There are all kinds of ways people end up destroying their lives in an attempt to cope with fear, loneliness, stress, grief, boredom or anxiety, etc. A few: Drug/alcohol addiction, gambling, shopping/ spending addiction, hoarding, sex addiction, fundamentalism/ extremist politics, workaholics, deadbeats. Nobody starts out trying to be an addict or a nut. It happens when you continually choose to avoid dealing with the pain or anxiety you’re feeling. Choices become habits. Habits can form addictions. That’s why it’s SO important to find healthy ways to deal with difficult feelings or situations. What makes you feel better when you’re upset? A shower, a run, music, a game, friends, quiet time, being outdoors ... There are lots of ways to take good care of your spirit. Keep choosing them. Ask for help when you’re not able to make good choices on your own.


14, 17, 19, 21



Look into a class for meditation for kids. I read an article on a Baltimore elementary school that replaced detention with meditation and had amazing success.


6



Check out fencing. Local fencing club has classes for kids and adults all ages. They also do birthday parties, so that might be something different that would be fun for him and his friends.


10



“Never allow anyone to be humiliated in your presence.” - Eliezer "Elie" Wiesel


12, 14, 17, 21



The things we invite to protect us take their job seriously. They will not abandon the watch without a fight to the death. So be careful, very careful about what u invite as armor. Please don’t place your trust in drugs, alcohol, food, gambling, working, disconnecting, etc. Put your trust in that which is creative, honest, loving, beautiful, interesting, inspiring, challenging or peaceful. These things make much better bodyguards, and they will never turn on you.


13, 16, 20



Check your ego. Often.


17, 21



People may have all kinds of different motives for doing what they do, saying what they say. To “give someone the benefit of the doubt” means that you consider what the best possible reason they may have for doing what they did and assume that was the motive. If someone has earned your trust, even if it’s that they’ve done nothing to break your trust, give them the benefit of the doubt.


11-15



The Paradoxical Commandments by Keith Kent: 1. People are illogical, unreasonable, and self-centred. Love them anyway. 2. If you do good, people will accuse you of selfish ulterior motives. Do good anyway. 3. If you are successful, you win false friends and true enemies. Succeed anyway. 4. The good you do today will be forgotten tomorrow. Do good anyway. 5. Honesty and frankness make you vulnerable.

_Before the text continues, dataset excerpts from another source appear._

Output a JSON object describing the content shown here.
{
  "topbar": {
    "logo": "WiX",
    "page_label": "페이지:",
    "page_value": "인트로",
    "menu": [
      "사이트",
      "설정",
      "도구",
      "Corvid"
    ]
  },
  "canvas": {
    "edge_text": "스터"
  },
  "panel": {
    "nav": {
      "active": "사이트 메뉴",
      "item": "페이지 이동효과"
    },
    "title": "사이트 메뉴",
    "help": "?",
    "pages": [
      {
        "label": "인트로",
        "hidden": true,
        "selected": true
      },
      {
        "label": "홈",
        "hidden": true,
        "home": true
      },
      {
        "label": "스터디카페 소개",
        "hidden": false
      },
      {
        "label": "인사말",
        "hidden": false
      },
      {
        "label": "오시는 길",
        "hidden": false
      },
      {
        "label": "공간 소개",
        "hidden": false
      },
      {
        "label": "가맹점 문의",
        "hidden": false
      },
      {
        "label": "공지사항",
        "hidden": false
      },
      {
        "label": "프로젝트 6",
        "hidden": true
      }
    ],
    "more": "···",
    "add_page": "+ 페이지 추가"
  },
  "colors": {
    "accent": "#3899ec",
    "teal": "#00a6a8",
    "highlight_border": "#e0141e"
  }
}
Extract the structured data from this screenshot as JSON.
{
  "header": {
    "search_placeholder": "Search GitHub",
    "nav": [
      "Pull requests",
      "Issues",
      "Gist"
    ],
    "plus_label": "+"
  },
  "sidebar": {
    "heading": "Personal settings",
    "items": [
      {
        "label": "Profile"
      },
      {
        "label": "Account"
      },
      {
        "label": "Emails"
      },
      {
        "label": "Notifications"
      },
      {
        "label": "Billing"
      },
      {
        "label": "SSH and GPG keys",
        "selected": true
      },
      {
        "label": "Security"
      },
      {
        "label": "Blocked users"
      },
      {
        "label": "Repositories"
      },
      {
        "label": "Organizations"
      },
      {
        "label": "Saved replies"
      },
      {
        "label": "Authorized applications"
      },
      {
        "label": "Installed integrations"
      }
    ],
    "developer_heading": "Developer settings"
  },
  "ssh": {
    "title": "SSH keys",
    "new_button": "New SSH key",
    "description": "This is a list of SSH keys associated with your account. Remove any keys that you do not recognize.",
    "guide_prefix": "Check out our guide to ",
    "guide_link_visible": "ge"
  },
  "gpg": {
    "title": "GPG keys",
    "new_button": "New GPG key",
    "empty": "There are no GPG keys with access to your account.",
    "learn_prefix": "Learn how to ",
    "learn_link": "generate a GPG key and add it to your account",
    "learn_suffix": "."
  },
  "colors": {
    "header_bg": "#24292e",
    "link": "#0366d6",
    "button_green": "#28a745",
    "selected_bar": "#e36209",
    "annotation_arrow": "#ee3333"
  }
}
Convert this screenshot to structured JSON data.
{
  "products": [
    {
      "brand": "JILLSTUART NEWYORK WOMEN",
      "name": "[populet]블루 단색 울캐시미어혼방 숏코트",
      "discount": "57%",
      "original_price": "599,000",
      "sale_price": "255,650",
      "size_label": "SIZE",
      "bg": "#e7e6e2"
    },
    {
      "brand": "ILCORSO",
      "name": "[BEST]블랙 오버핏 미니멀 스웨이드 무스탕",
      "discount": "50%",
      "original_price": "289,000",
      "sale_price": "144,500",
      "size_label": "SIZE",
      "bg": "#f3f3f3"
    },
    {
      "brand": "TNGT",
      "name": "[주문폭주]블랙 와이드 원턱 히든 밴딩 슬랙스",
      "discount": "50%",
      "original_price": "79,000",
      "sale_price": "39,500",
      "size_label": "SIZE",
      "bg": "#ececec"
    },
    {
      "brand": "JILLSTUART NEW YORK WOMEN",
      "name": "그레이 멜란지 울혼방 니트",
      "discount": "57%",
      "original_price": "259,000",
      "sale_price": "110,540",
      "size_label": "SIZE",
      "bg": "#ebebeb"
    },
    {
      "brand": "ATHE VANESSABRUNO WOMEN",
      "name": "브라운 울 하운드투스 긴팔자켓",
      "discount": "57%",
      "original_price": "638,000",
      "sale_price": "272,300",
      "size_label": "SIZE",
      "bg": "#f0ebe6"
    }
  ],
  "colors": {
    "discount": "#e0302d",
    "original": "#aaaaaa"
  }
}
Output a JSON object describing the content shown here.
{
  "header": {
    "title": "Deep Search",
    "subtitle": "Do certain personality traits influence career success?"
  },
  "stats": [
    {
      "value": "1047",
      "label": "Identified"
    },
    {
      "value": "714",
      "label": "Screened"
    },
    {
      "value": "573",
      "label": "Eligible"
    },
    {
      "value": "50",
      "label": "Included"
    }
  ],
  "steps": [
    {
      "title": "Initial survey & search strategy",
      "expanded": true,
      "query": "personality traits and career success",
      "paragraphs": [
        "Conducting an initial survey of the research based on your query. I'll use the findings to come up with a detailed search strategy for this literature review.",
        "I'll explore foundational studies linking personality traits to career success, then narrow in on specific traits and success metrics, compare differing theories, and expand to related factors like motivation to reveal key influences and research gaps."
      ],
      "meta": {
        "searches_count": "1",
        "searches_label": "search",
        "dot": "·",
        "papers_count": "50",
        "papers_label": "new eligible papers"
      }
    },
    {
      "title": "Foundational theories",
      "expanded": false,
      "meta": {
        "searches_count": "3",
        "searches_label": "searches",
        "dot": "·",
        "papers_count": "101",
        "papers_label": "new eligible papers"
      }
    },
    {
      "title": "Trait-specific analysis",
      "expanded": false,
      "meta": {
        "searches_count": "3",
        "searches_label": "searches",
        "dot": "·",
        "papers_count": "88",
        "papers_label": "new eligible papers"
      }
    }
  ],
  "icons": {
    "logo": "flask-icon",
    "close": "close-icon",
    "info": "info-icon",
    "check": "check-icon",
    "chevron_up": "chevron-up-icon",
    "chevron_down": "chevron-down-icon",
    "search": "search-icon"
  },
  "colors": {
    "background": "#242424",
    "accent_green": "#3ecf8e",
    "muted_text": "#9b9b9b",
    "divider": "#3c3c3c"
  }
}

Be honest and frank anyway. 6. The biggest men and women with the biggest ideas can be shot down by the smallest men and women with the smallest minds. Think big anyway. 7. People favour underdogs but follow only top dogs. Fight for a few underdogs anyway. 8. What you spend years building may be destroyed overnight. Build anyway. 9. People really need help but may attack you if you do help them. Help people anyway. 10. Give the world the best you have and you’ll get kicked in the teeth. Give the world the best you have anyway.


14, 17, 21



A mommy-friend of mine gave me some good advice: "Count the wins." So what if you didn't clean the house, you showered! So what if she's wearing 9 different colors - she dressed herself! Great advice. So remember, especially on the difficult days - and there will be many: Count the wins.


1



Police officers and members of the military put their lives on the line to protect us. Be respectful of them and thank them for their service.


9



Create tech-free zones and times.


10, 11, 12, 13, 19, 21



My ballet teacher used to punish us by making us sit on the floor and hold our arms up. It hurts! But you learn how to sit with pain. You learn how to endure and how to use your mind to make your muscles really don’t want to do.


14, 20



On September 11th I was at work in Fairfax VA. News reports were saying a plane was headed to the Capitol, that the Whitehouse had been hit. In the immediate aftermath of a big event, news reports will be unreliable. Wait until the facts are in. Several of the nurses had husbands who worked at the Pentagon. One of the doctors was married to a U.S. Senator in her office on the Hill. It was surreal, but no one panicked. I remember we all burst into tears when my friend’s husband called saying he was safe. So relieved.